De este modo, sólo por poner un ejemplo, bajo el lema de la resignación del “algo es algo”, llegamos a llamar trabajo a la mísera dádiva que da el Estado en forma de planes y de este modo, medir tranquilamente el índice de desempleo.
La suerte no fue distinta para aquellos adolescentes que crecen en nuestros territorios sin perspectiva alguna de alcanzar los sueños fabricados de una sociedad de consumo a la que jamás accederán.
El criterio de verdad vino enseguida al salvataje de esta realidad que atraviesa nuestras pupilas y que duele en el alma de un país que les roba día a día su futuro.
Subimos la edad para el trabajo que nunca tendrán a los 16 años, sin establecer excepción alguna. Cerramos los centros de formación laboral o los convertimos en simples talleres de pizarras blancas, alejados de cualquier herramienta de trabajo que pueda establecer esa íntima convicción del orgullo que significa el fabricar los bienes de utilidad que la sociedad entera podría disfrutar.
Establecimos además el secundario obligatorio para asegurar la ficción, sin otorgar una sola condición que permita evitar que más de la mitad de las y los jóvenes que concurren -casualmente la misma cantidad que se encuentran por debajo de la línea de pobreza- abandonen el camino que para ellos y ellas jamás estuvo señalizado.
Es cierto que la prohibición produce una placentera sensación frente a la solución impotente de dar respuesta en un país que no tiene en su horizonte el trabajo digno.
Tampoco dejan de ser atractivas las consecuencias, que penden en el aire como espada de Damocles, de la posible penalización cuando se infringe. Está claro que para ello, bastan y sobran las cárceles a cielo abierto que se erigen en sus barrios, en las que sólo cabe asegurar que no crucen sus límites.
Este es el país que no le tocó vivir a Aníbal. La fábrica donde trabajaba se enriqueció a expensas de un Estado que resguardó sus intereses impúdicamente, frente a la mirada esquiva de un sindicalismo que se mueve a sus anchas después de la represión sufrida por sus militantes.
De hecho, Aníbal nunca podría haber ingresado a trabajar con esa edad y menos aún, convertirse luego en el referente de sus compañeras y compañeros trabajadores.
Es cierto que, el universo de los Aníbales, está atado a otros sueños que no caben en los que hoy se promueven como políticamente correctos.
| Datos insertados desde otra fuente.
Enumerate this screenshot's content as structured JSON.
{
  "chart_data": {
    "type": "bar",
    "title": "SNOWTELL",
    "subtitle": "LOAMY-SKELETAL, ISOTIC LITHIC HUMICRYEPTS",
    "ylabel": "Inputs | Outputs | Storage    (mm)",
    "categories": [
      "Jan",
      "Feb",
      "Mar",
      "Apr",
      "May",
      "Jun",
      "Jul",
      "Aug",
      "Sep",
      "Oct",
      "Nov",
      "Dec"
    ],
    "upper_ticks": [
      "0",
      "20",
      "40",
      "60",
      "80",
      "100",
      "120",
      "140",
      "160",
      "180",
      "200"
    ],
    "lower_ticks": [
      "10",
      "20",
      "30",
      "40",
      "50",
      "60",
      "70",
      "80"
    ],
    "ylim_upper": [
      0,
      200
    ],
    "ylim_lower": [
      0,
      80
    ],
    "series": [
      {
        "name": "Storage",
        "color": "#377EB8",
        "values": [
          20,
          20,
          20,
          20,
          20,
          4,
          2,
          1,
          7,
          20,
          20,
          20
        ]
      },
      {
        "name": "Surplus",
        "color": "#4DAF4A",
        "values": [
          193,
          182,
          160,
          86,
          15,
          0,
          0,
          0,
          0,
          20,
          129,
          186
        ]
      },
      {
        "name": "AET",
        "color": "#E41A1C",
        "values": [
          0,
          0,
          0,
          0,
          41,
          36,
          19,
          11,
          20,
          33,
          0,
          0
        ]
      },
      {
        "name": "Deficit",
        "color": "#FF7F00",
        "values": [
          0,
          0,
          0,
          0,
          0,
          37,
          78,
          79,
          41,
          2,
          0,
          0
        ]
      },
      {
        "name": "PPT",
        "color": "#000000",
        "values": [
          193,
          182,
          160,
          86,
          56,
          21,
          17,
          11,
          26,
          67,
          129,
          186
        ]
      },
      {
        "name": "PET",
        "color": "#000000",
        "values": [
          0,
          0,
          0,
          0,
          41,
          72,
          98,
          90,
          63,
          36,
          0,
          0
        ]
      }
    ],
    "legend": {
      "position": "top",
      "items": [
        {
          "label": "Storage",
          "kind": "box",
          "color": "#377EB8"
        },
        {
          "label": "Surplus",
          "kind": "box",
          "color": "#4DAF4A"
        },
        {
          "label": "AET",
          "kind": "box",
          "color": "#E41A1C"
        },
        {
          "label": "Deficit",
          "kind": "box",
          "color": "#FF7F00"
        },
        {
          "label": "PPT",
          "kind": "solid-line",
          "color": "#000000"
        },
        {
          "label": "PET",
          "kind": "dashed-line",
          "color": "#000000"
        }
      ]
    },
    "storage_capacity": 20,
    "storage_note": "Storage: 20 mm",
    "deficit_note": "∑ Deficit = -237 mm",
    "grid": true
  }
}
Aquellos que provienen de los criterios de verdad generados por las grandes usinas del poder y del saber académico con el fin de regular el destino de aquellos y aquellas que comienzan a transitar una adolescencia excedente.
Por eso, el universo de los Aníbales, como los de las compañeras y compañeros que levantaron otras banderas, se encuentra tan celosamente escondido desde hace décadas, lejos de los mercaderes y traficantes que trabajan para la resignación.
Sólo están ahí esperándonos, para encender las rebeldías del mañana necesarias. Esa rebeldía que no tienen edad ni fronteras que no sean las de construir esa nueva sociabilidad humana que estará siempre pronta a renacer.